What I felt was that all of these were very good reasons for us not to be speaking. It was one thing for Mom and Dad to have gotten divorced, but for Mom to get together with her high school boyfriend and have an affair and a daughter and a whole new family..."I feel like"--her eyes were wide and expectant--"I honestly feel repulsed. I honestly feel like you're a slut."
"Naomi," Dad said.
"What?" I asked. "She is. Women who cheat on their husbands and get pregnant are sluts. Why don't you add that one to your list, Dad?"
Mom stood up and started backing away from my bed, not quite able to look me in the eye. "I understand," she said, "I understand. I understand." Finally, Dad said that he thought she should go, which was funny because she seemed to be heading in that direction already.
"What happened to the Wandering Porters?" I asked after Mom had left.
"They wander no more." Dad tried to make a joke out of it. "The last book was Iceland. Do you remember that summer we went to Iceland?"
I did. We had left right after Mom's show, which may have even made it my last memory. I was twelve, and it had pretty much been fifty degrees all summer long, the coldest summer of my life. My mom and I used to say that it was the summer without any summer.
"What do you do now?" I asked.
"Your mom still takes pictures. I still write books. We just don't do it together. And the Wandering Porters are still in print mostly."
"What are your new books about?"
"Um...well, the last one was about...I'm not good at describing. It was about lots of things really," Dad said. "But the jacket copy said it was about 'the end of my marriage as seen through the prism of larger world events.'"
I interpreted. "It's about the divorce?"
"Basically. You could say that. Yes."
I asked him if I had liked it. He said that I hadn't even read it, but that the reviews had been pretty decent.
"Maybe I should read it now?" I said. "If my memory doesn't come back."
"Yeah, you could just skip through the parts about the Middle East," Dad suggested. "There's quite a bit about that, too. Not that you shouldn't be informed, but even I think it gets a little dry. Naomi, are you crying?"
I guess I was. "I'm sorry," I said. I turned onto my side, away from Dad. I didn't want him to watch me cry. In all likelihood, the reason he hadn't already told me about Mom and Chloe was because he hadn't wanted to discuss it himself.

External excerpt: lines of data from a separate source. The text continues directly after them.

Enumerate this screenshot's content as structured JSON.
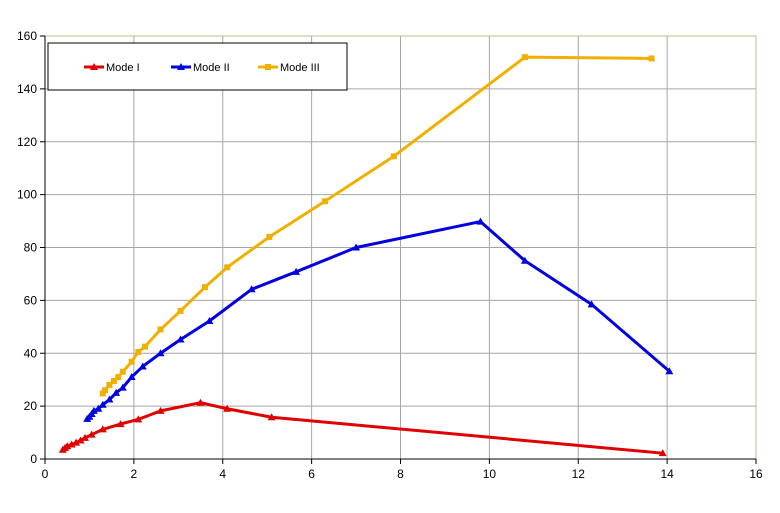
{
  "chart_data": {
    "type": "line",
    "xlim": [
      0,
      16
    ],
    "ylim": [
      0,
      160
    ],
    "x_ticks": [
      0,
      2,
      4,
      6,
      8,
      10,
      12,
      14,
      16
    ],
    "y_ticks": [
      0,
      20,
      40,
      60,
      80,
      100,
      120,
      140,
      160
    ],
    "grid": "on",
    "legend_position": "top-left",
    "series": [
      {
        "name": "Mode I",
        "color": "#e00000",
        "marker": "triangle",
        "x": [
          0.4,
          0.45,
          0.5,
          0.6,
          0.7,
          0.8,
          0.9,
          1.05,
          1.3,
          1.7,
          2.1,
          2.6,
          3.5,
          4.1,
          5.1,
          13.9
        ],
        "y": [
          3.5,
          4.2,
          4.8,
          5.5,
          6.2,
          7.0,
          8.0,
          9.2,
          11.2,
          13.2,
          15.0,
          18.2,
          21.3,
          19.0,
          15.8,
          2.2
        ]
      },
      {
        "name": "Mode II",
        "color": "#0000e0",
        "marker": "triangle",
        "x": [
          0.95,
          1.0,
          1.05,
          1.1,
          1.2,
          1.3,
          1.45,
          1.6,
          1.75,
          1.95,
          2.2,
          2.6,
          3.05,
          3.7,
          4.65,
          5.65,
          7.0,
          9.8,
          10.8,
          12.3,
          14.05
        ],
        "y": [
          15.2,
          16.0,
          17.0,
          18.2,
          19.0,
          20.5,
          22.5,
          25.0,
          27.0,
          31.0,
          35.0,
          40.0,
          45.2,
          52.2,
          64.2,
          70.8,
          80.0,
          89.8,
          75.0,
          58.5,
          33.2
        ]
      },
      {
        "name": "Mode III",
        "color": "#f0b000",
        "marker": "square",
        "x": [
          1.3,
          1.35,
          1.45,
          1.55,
          1.65,
          1.75,
          1.95,
          2.1,
          2.25,
          2.6,
          3.05,
          3.6,
          4.1,
          5.05,
          6.3,
          7.85,
          10.8,
          13.65
        ],
        "y": [
          24.8,
          26.0,
          28.0,
          29.5,
          31.0,
          33.0,
          36.8,
          40.5,
          42.5,
          49.0,
          56.0,
          65.0,
          72.5,
          84.0,
          97.5,
          114.5,
          152.0,
          151.5
        ]
      }
    ]
  }
}
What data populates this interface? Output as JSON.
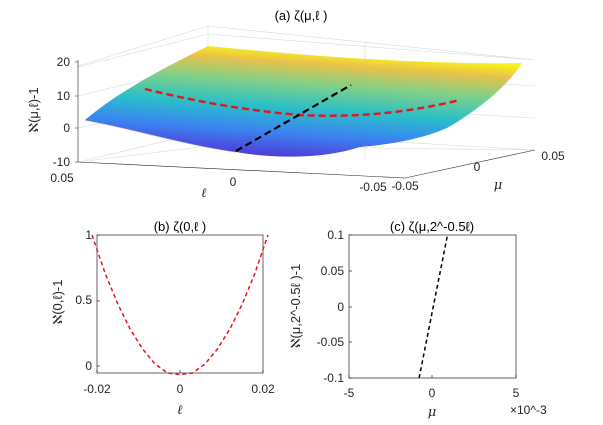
{
  "colors": {
    "red_dashed": "#e8141c",
    "black_dashed": "#000000",
    "axis": "#262626"
  },
  "chart_data": [
    {
      "id": "a",
      "type": "surface3d",
      "title": "(a) ζ(μ,ℓ )",
      "zlabel": "ℵ(μ,ℓ)-1",
      "xlabel": "ℓ",
      "ylabel": "μ",
      "x_ticks": [
        "0.05",
        "0",
        "-0.05"
      ],
      "y_ticks": [
        "-0.05",
        "0",
        "0.05"
      ],
      "z_ticks": [
        "20",
        "10",
        "0",
        "-10"
      ],
      "xlim": [
        -0.05,
        0.05
      ],
      "ylim": [
        -0.05,
        0.05
      ],
      "zlim": [
        -10,
        20
      ],
      "surface_colormap": "parula",
      "overlays": [
        {
          "name": "ζ(0,ℓ)",
          "style": "red dashed"
        },
        {
          "name": "ζ(μ,2^-0.5 ℓ)",
          "style": "black dashed"
        }
      ]
    },
    {
      "id": "b",
      "type": "line",
      "title": "(b) ζ(0,ℓ )",
      "xlabel": "ℓ",
      "ylabel": "ℵ(0,ℓ)-1",
      "x_ticks": [
        "-0.02",
        "0",
        "0.02"
      ],
      "y_ticks": [
        "1",
        "0.5",
        "0"
      ],
      "xlim": [
        -0.02,
        0.02
      ],
      "ylim": [
        -0.05,
        1
      ],
      "series": [
        {
          "name": "ζ(0,ℓ)",
          "style": "red dashed",
          "x": [
            -0.0212,
            -0.018,
            -0.015,
            -0.012,
            -0.009,
            -0.006,
            -0.003,
            0,
            0.003,
            0.006,
            0.009,
            0.012,
            0.015,
            0.018,
            0.0212
          ],
          "y": [
            1.0,
            0.705,
            0.475,
            0.283,
            0.132,
            0.018,
            -0.05,
            -0.062,
            -0.05,
            0.018,
            0.132,
            0.283,
            0.475,
            0.705,
            1.0
          ]
        }
      ]
    },
    {
      "id": "c",
      "type": "line",
      "title": "(c) ζ(μ,2^-0.5ℓ)",
      "xlabel": "μ",
      "ylabel": "ℵ(μ,2^-0.5ℓ )-1",
      "x_ticks": [
        "-5",
        "0",
        "5"
      ],
      "y_ticks": [
        "0.1",
        "0.05",
        "0",
        "-0.05",
        "-0.1"
      ],
      "x_multiplier": "×10^-3",
      "xlim": [
        -0.005,
        0.005
      ],
      "ylim": [
        -0.1,
        0.1
      ],
      "series": [
        {
          "name": "ζ(μ,2^-0.5ℓ)",
          "style": "black dashed",
          "x": [
            -0.0008,
            0.0009
          ],
          "y": [
            -0.1,
            0.1
          ]
        }
      ]
    }
  ]
}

Whenever Dad said anything serious, he would usually undercut it with a joke. That was his style. When he and my mom used to throw parties, he always had a funny story and could make everyone else laugh. My dad certainly wasn't what anyone would call shy, and yet he was. By himself, he was always a bit stingy with saying certain things. Like, he rarely said "I love you." I knew that he did love me. He just didn't say it a whole lot. My mom was the one with all the "I love you's." But I understood what Dad was like because I was like that, too. This was why I couldn't look at him.
"Why are you crying, kiddo? Is it your head?"

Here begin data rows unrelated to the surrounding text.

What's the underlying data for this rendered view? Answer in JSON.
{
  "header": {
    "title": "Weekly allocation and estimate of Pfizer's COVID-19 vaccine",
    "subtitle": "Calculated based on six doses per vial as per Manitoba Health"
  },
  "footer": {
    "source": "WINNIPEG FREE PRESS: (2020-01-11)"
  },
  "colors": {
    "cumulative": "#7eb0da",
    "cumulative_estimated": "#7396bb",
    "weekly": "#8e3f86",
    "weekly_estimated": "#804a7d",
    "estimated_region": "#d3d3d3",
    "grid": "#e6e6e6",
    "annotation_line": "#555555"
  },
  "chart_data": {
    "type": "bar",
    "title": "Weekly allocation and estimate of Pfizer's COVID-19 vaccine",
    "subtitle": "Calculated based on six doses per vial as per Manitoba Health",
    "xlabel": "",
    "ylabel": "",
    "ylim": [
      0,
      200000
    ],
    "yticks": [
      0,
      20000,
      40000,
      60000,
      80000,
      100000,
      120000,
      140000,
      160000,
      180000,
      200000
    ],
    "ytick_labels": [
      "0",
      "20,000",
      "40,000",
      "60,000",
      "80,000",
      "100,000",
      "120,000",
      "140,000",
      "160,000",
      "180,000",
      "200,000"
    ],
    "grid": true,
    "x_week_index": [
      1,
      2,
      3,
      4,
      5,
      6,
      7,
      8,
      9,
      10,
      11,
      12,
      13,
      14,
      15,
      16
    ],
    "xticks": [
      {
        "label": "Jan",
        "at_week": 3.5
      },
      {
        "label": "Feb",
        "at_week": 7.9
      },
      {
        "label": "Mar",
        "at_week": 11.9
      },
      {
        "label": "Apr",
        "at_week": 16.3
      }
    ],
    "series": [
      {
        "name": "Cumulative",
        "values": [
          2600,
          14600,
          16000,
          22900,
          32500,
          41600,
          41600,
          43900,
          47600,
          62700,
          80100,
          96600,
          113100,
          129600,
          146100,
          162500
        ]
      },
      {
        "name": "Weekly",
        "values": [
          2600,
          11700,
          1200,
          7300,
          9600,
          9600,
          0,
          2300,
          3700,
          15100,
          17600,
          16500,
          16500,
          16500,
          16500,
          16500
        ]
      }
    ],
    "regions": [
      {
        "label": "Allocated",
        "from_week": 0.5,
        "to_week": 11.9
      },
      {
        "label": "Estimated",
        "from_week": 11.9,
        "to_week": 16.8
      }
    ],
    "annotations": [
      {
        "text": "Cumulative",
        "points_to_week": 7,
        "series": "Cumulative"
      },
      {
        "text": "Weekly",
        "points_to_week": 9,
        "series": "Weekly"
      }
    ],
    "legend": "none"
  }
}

The doctors had told us that people with head injuries could be emotional, but it wasn't that. It was just...everything.
"It wasn't entirely your mother's fault. Mainly hers, but..." Dad laughed. "I'm kidding. Mostly."
I felt so alone.
"What is it? Please, tell your old man."
"I feel like an orphan." I was sobbing to the point that Dad couldn't understand me the first time and I had to repeat myself. "I'm an orphan."
It probably won't make any sense, but it was like my mother was less my mother than she had been before. Or maybe that I was less her child now that she had a new one. I was a vestigial daughter: an obsolete girl with an obsolete brain and an obsolete heart. I could hear my dad's breathing, but he didn't say anything and I still couldn't bear to look at him. I closed my eyes.
"Naomi?" Dad said after a while. "Are you sleeping?"
I kept my eyes closed and let him think that I was.
He kissed me on my forehead. "I'll never leave you, kid." He wouldn't have said this if he'd thought I was awake.